Order and chaos and order and chaos and order and chaos
would you guys hate me if i was one of those writers who put gifs in their essays
My triceps are sore from going to the gym at 9pm last night- the earliest I could go after a day that didn’t stop moving. I came home to a dark apartment around 10pm, past when my roommate had gone to sleep. I turned a light on in the kitchen and put two scoops of protein powder into a mug. There were no batteries in the plastic, shitty stirring machine I bought for $10 online. I spotted a gram scale, flipped it over, ripped the batteries out of its underside and inserted them into my stirring machine. As the machine buzzed and the vanilla almond milk got frothy, I took a long breath to reconcile the extreme sense of guilt: that in this exchange of batteries I had deeply violated these inanimate objects.
I replaced the batteries and sat in bed, suddenly mourning the realization that it was too late to watch a movie if I wanted a solid night of sleep. I opted to read a book instead, sip from my mug, and embrace the discipline and coziness defining my, as the kids who are sometimes older than me would say, employed era. It’s giving snug.
I started the chapter somewhere between 4-6 times, realizing over and over again that I wasn’t positive that I knew how to read. Pretty sure, but not positive. Two pages in, I saw that by putting the protein powder in the mug before the vanilla almond milk, there had formed a thick, moist sludge around the bottom of the protein shake.

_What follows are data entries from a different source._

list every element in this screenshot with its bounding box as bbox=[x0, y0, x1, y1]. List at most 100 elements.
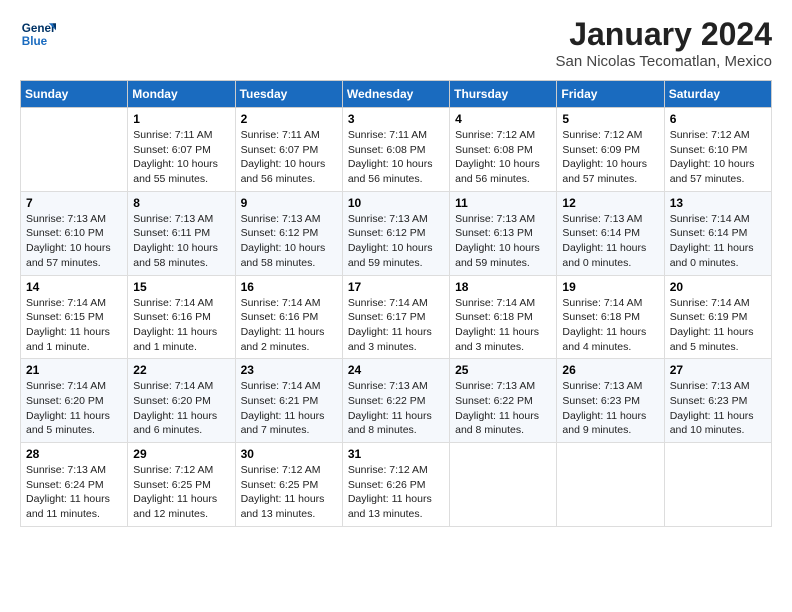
day-number: 14 bbox=[26, 280, 122, 294]
day-info: Sunrise: 7:14 AM Sunset: 6:15 PM Dayligh… bbox=[26, 296, 122, 355]
day-number: 31 bbox=[348, 447, 444, 461]
day-number: 27 bbox=[670, 363, 766, 377]
calendar-cell: 22Sunrise: 7:14 AM Sunset: 6:20 PM Dayli… bbox=[128, 359, 235, 443]
day-number: 19 bbox=[562, 280, 658, 294]
calendar-cell: 6Sunrise: 7:12 AM Sunset: 6:10 PM Daylig… bbox=[664, 108, 771, 192]
day-of-week-header: Sunday bbox=[21, 81, 128, 108]
day-number: 10 bbox=[348, 196, 444, 210]
calendar-cell: 12 Sunrise: 7:13 AM Sunset: 6:14 PM Dayli… bbox=[557, 191, 664, 275]
day-info: Sunrise: 7:14 AM Sunset: 6:16 PM Dayligh… bbox=[241, 296, 337, 355]
calendar-week-row: 14 Sunrise: 7:14 AM Sunset: 6:15 PM Dayli… bbox=[21, 275, 772, 359]
calendar-cell: 7Sunrise: 7:13 AM Sunset: 6:10 PM Daylig… bbox=[21, 191, 128, 275]
calendar-cell: 26 Sunrise: 7:13 AM Sunset: 6:23 PM Dayli… bbox=[557, 359, 664, 443]
day-number: 13 bbox=[670, 196, 766, 210]
day-of-week-header: Tuesday bbox=[235, 81, 342, 108]
day-number: 20 bbox=[670, 280, 766, 294]
calendar-cell: 11 Sunrise: 7:13 AM Sunset: 6:13 PM Dayli… bbox=[450, 191, 557, 275]
calendar-cell bbox=[557, 443, 664, 527]
day-number: 12 bbox=[562, 196, 658, 210]
calendar-cell: 1 Sunrise: 7:11 AM Sunset: 6:07 PM Daylig… bbox=[128, 108, 235, 192]
day-info: Sunrise: 7:12 AM Sunset: 6:25 PM Dayligh… bbox=[241, 463, 337, 522]
calendar-cell: 8Sunrise: 7:13 AM Sunset: 6:11 PM Daylig… bbox=[128, 191, 235, 275]
day-number: 2 bbox=[241, 112, 337, 126]
day-of-week-header: Friday bbox=[557, 81, 664, 108]
day-number: 24 bbox=[348, 363, 444, 377]
day-number: 26 bbox=[562, 363, 658, 377]
calendar-cell bbox=[664, 443, 771, 527]
logo-icon: General Blue bbox=[20, 16, 56, 52]
day-number: 11 bbox=[455, 196, 551, 210]
svg-text:Blue: Blue bbox=[22, 35, 48, 48]
calendar-cell: 16Sunrise: 7:14 AM Sunset: 6:16 PM Dayli… bbox=[235, 275, 342, 359]
calendar-cell: 24Sunrise: 7:13 AM Sunset: 6:22 PM Dayli… bbox=[342, 359, 449, 443]
day-of-week-header: Wednesday bbox=[342, 81, 449, 108]
day-info: Sunrise: 7:14 AM Sunset: 6:21 PM Dayligh… bbox=[241, 379, 337, 438]
day-number: 29 bbox=[133, 447, 229, 461]
calendar-cell: 10Sunrise: 7:13 AM Sunset: 6:12 PM Dayli… bbox=[342, 191, 449, 275]
day-of-week-header: Monday bbox=[128, 81, 235, 108]
day-info: Sunrise: 7:11 AM Sunset: 6:07 PM Dayligh… bbox=[133, 128, 229, 187]
title-block: January 2024 San Nicolas Tecomatlan, Mex… bbox=[556, 16, 773, 70]
day-info: Sunrise: 7:13 AM Sunset: 6:12 PM Dayligh… bbox=[241, 212, 337, 271]
day-info: Sunrise: 7:11 AM Sunset: 6:07 PM Dayligh… bbox=[241, 128, 337, 187]
calendar-cell: 19 Sunrise: 7:14 AM Sunset: 6:18 PM Dayli… bbox=[557, 275, 664, 359]
calendar-cell: 25Sunrise: 7:13 AM Sunset: 6:22 PM Dayli… bbox=[450, 359, 557, 443]
day-info: Sunrise: 7:13 AM Sunset: 6:14 PM Dayligh… bbox=[562, 212, 658, 271]
day-of-week-header: Thursday bbox=[450, 81, 557, 108]
calendar-cell: 28 Sunrise: 7:13 AM Sunset: 6:24 PM Dayli… bbox=[21, 443, 128, 527]
logo: General Blue bbox=[20, 16, 56, 52]
day-info: Sunrise: 7:13 AM Sunset: 6:13 PM Dayligh… bbox=[455, 212, 551, 271]
calendar-cell: 20 Sunrise: 7:14 AM Sunset: 6:19 PM Dayli… bbox=[664, 275, 771, 359]
day-info: Sunrise: 7:13 AM Sunset: 6:23 PM Dayligh… bbox=[670, 379, 766, 438]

Call that protein cake.
I finished one chapter before going back to the kitchen to fix my drink. I could not bring myself to traumatize the gram scale or the electric stirrer for a second time this evening, so I stirred the contents of the mug with a spoon and half drank, half chewed the remaining concoction. It tasted like defeat and vanilla, like a bad 10th birthday party. I did not pick the book back up again.
When I woke up this morning, for the first time in my life, I truly understood the difference between 7am and 8am. I hauled myself out of bed one limb at a time, and finally took a piece of early pandemic advice to put on real pants for my third day of WFH. These are the elements of structure to which I’ve assigned the task of improving my life. I can’t believe that in choosing this order, I feel such chaos.
When I left college, I wanted so badly to divert from the expectations towards achievement that I felt I had been assigned by my academic and creative communities (in reality, I had chosen them for myself at every turn.) At this point, post-graduation, I deeply desired lethargy and indulgence and ease, whimsy and pleasure and a deconstructed existence moving in no particular direction. I’m grateful to have chosen that for a while, because I value being able to choose anything once, even my mistakes.
Eventually, the indulgence turned to hedonism and the lethargy to existentialism, and I ferociously sought an escape from the freedom that began to feel like purgatory. But now I sit with stiff arms, a heart beating fast from the 8am coffee, frantically watching the incoming emails and text messages, the boxes on my to-do list multiplying like the couples I know who got married after high school. This is the order I desired, but right now I feel like sending it back.
I fondly recall the aimless weeks of December, rolling out of bed at 11am with the sun nearly at its peak to watch world cup soccer alone in my living room. Leaving my apartment at 3pm to run in the field until sunset, because I didn’t have the money to fund a gym membership. I know the ways in which I felt trapped by the anxiety of my finances and the depression of my solitude, and I’ll never forget the freedom it came with.
The order that I romanticized gives way to some franticness, and the prior chaos presented me with the greatest sense of peace. The grass is always greener on the other side, a different ratio of blue to yellow. I’m wracking my brain to remember the rules of mixing paint: you can drop a dark color into a light one, and it drastically changes the hue. But if you drop a light color into a dark one, it often disappears entirely. I wonder now if the routine I’ve chosen is the dark color or the light one. To make my body grow, will I always need to chew some vanilla almond sludge?